Ook zal daarbij een rol spelen het gemak waarmee de aspirant toetreder aan eigen vermogen kan komen om de toetreding te financieren. In dit kader ben ik evenals de ACM, DNB en de Nederlandse Zorgautoriteit (NZa) van mening dat beperking van de mogelijkheid om kapitaal aan te trekken door de mogelijke invoering van het wetsvoorstel Verbod op winstuitkering zorgverzekeraars, de toetreding een stuk lastiger maakt.
In hoeverre zijn de regelgeving en het toezicht met betrekking tot de zorgverzekeraars proportioneel, bijvoorbeeld om makkelijk van start te kunnen gaan? Hoe zijn de regelgeving en het toezicht in Nederland in vergelijking met andere landen? Waar zitten de verschillen?
Ik heb geen aanleiding om te twijfelen aan de proportionaliteit van de regelgeving voor en het toezicht op (toetredende) zorgverzekeraars. Hierbij voel ik mij gesteund door het feit dat er volgend jaar een nieuwe zorgverzekeraar – IptiQ – op de markt actief wordt. Een groot gedeelte van het toezichtskader wordt Europees bepaald en is dus in alle Europese landen gelijk. Daarbij merk ik op dat er aan zorgverzekeraars in Nederland specifieke eisen worden gesteld. Zoals het door de overheid vastgestelde basispakket, de acceptatieplicht en het verbod op premiedifferentiatie. Deze eisen zijn van groot belang om de kwaliteit, betaalbaarheid en toegankelijkheid van zorg te borgen.
Waar zitten volgens u de knelpunten en barrières voor nieuwe toetreders op de markt voor zorgverzekeraars?
Zie antwoord vraag 3.
Deelt u de zorg dat de mogelijkheden voor nieuwe toetreders tot de zorgverzekeringsmarkt, om voldoende kapitaal aan te trekken, beperkt zijn?
Zie antwoord vraag 3.
Deelt u de mening dat een eventueel winstverbod voor zorgverzekeraars de mogelijkheden om kapitaal aan te trekken en tot de zorgverzekeringsmarkt toe te treden nog verder zal beperken?
Zie antwoord vraag 3.
Bent u bereid de Autoriteit Consument en Markt (ACM) te verzoeken een onderzoek te laten doen naar de toetredingsbarrières en de concurrentie in de markt voor zorgverzekeraars? Zo nee, waarom niet?

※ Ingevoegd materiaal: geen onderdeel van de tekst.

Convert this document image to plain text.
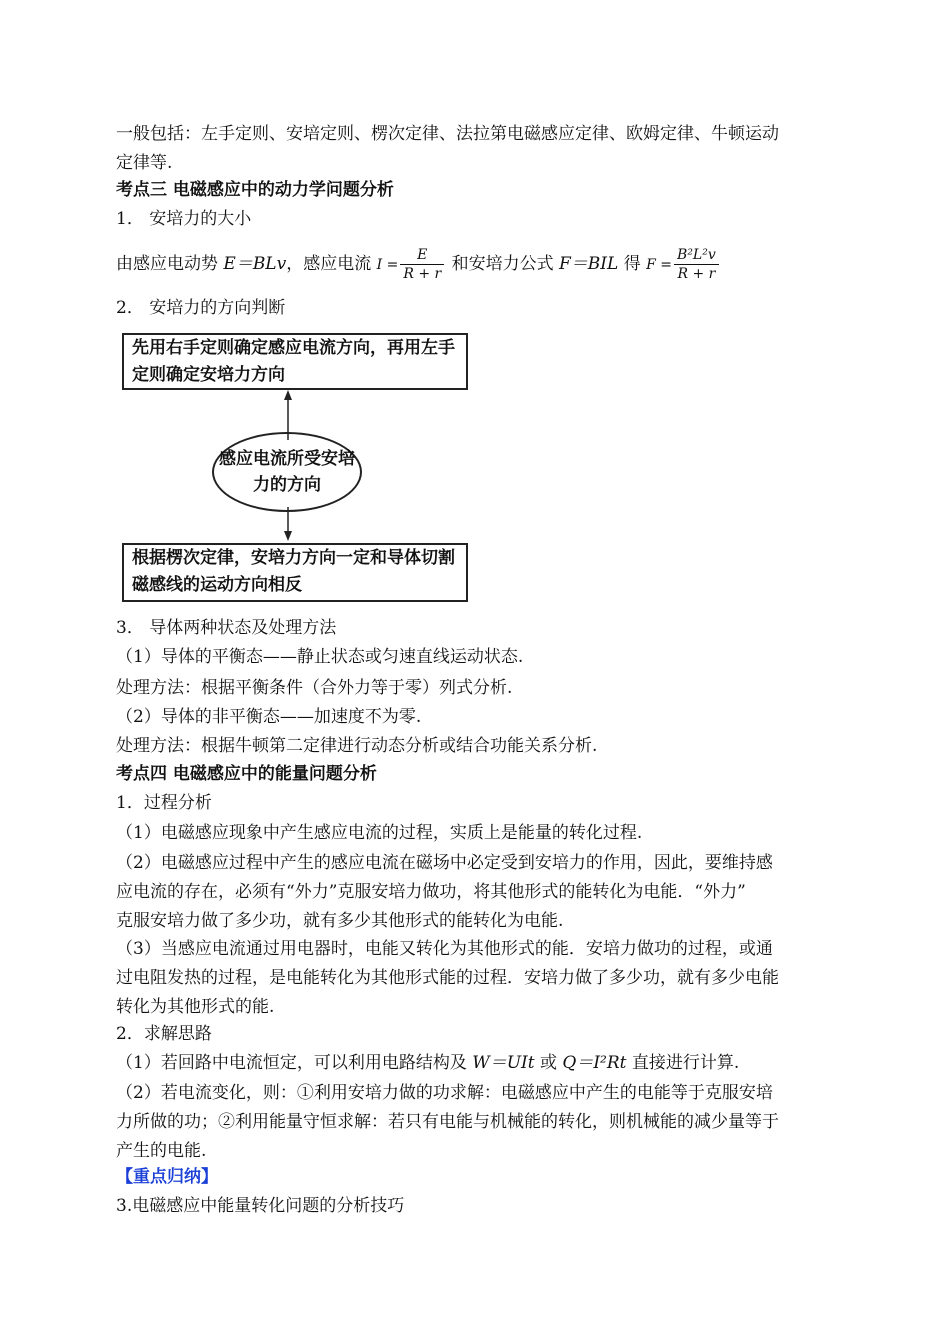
一般包括：左手定则、安培定则、楞次定律、法拉第电磁感应定律、欧姆定律、牛顿运动
定律等.
考点三 电磁感应中的动力学问题分析
1． 安培力的大小
由感应电动势 E＝BLv，感应电流 $I = \frac{E}{R + r}$ 和安培力公式 F＝BIL 得 $F = \frac{\text{B²L²v}}{R + r}$
2． 安培力的方向判断
先用右手定则确定感应电流方向，再用左手定则确定安培力方向
感应电流所受安培力的方向
根据楞次定律，安培力方向一定和导体切割磁感线的运动方向相反
3． 导体两种状态及处理方法
（1）导体的平衡态——静止状态或匀速直线运动状态.
处理方法：根据平衡条件（合外力等于零）列式分析.
（2）导体的非平衡态——加速度不为零.
处理方法：根据牛顿第二定律进行动态分析或结合功能关系分析.
考点四 电磁感应中的能量问题分析
1．过程分析
（1）电磁感应现象中产生感应电流的过程，实质上是能量的转化过程.
（2）电磁感应过程中产生的感应电流在磁场中必定受到安培力的作用，因此，要维持感
应电流的存在，必须有“外力”克服安培力做功，将其他形式的能转化为电能．“外力”
克服安培力做了多少功，就有多少其他形式的能转化为电能.
（3）当感应电流通过用电器时，电能又转化为其他形式的能．安培力做功的过程，或通
过电阻发热的过程，是电能转化为其他形式能的过程．安培力做了多少功，就有多少电能
转化为其他形式的能.
2．求解思路
（1）若回路中电流恒定，可以利用电路结构及 W＝UIt 或 Q＝I²Rt 直接进行计算.
（2）若电流变化，则：①利用安培力做的功求解：电磁感应中产生的电能等于克服安培
力所做的功；②利用能量守恒求解：若只有电能与机械能的转化，则机械能的减少量等于
产生的电能.
【重点归纳】
3.电磁感应中能量转化问题的分析技巧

De ACM heeft op 24 januari 2017 reeds het onderzoek «Toetredings- en groeidrempels op de zorgverzekeringsmarkt»3 gepubliceerd, waarin zij ingaat op de belangrijkste toetredingsbarrières voor nieuwe zorgverzekeraars. Aanvullend onderzoek heeft daarom op dit moment geen meerwaarde.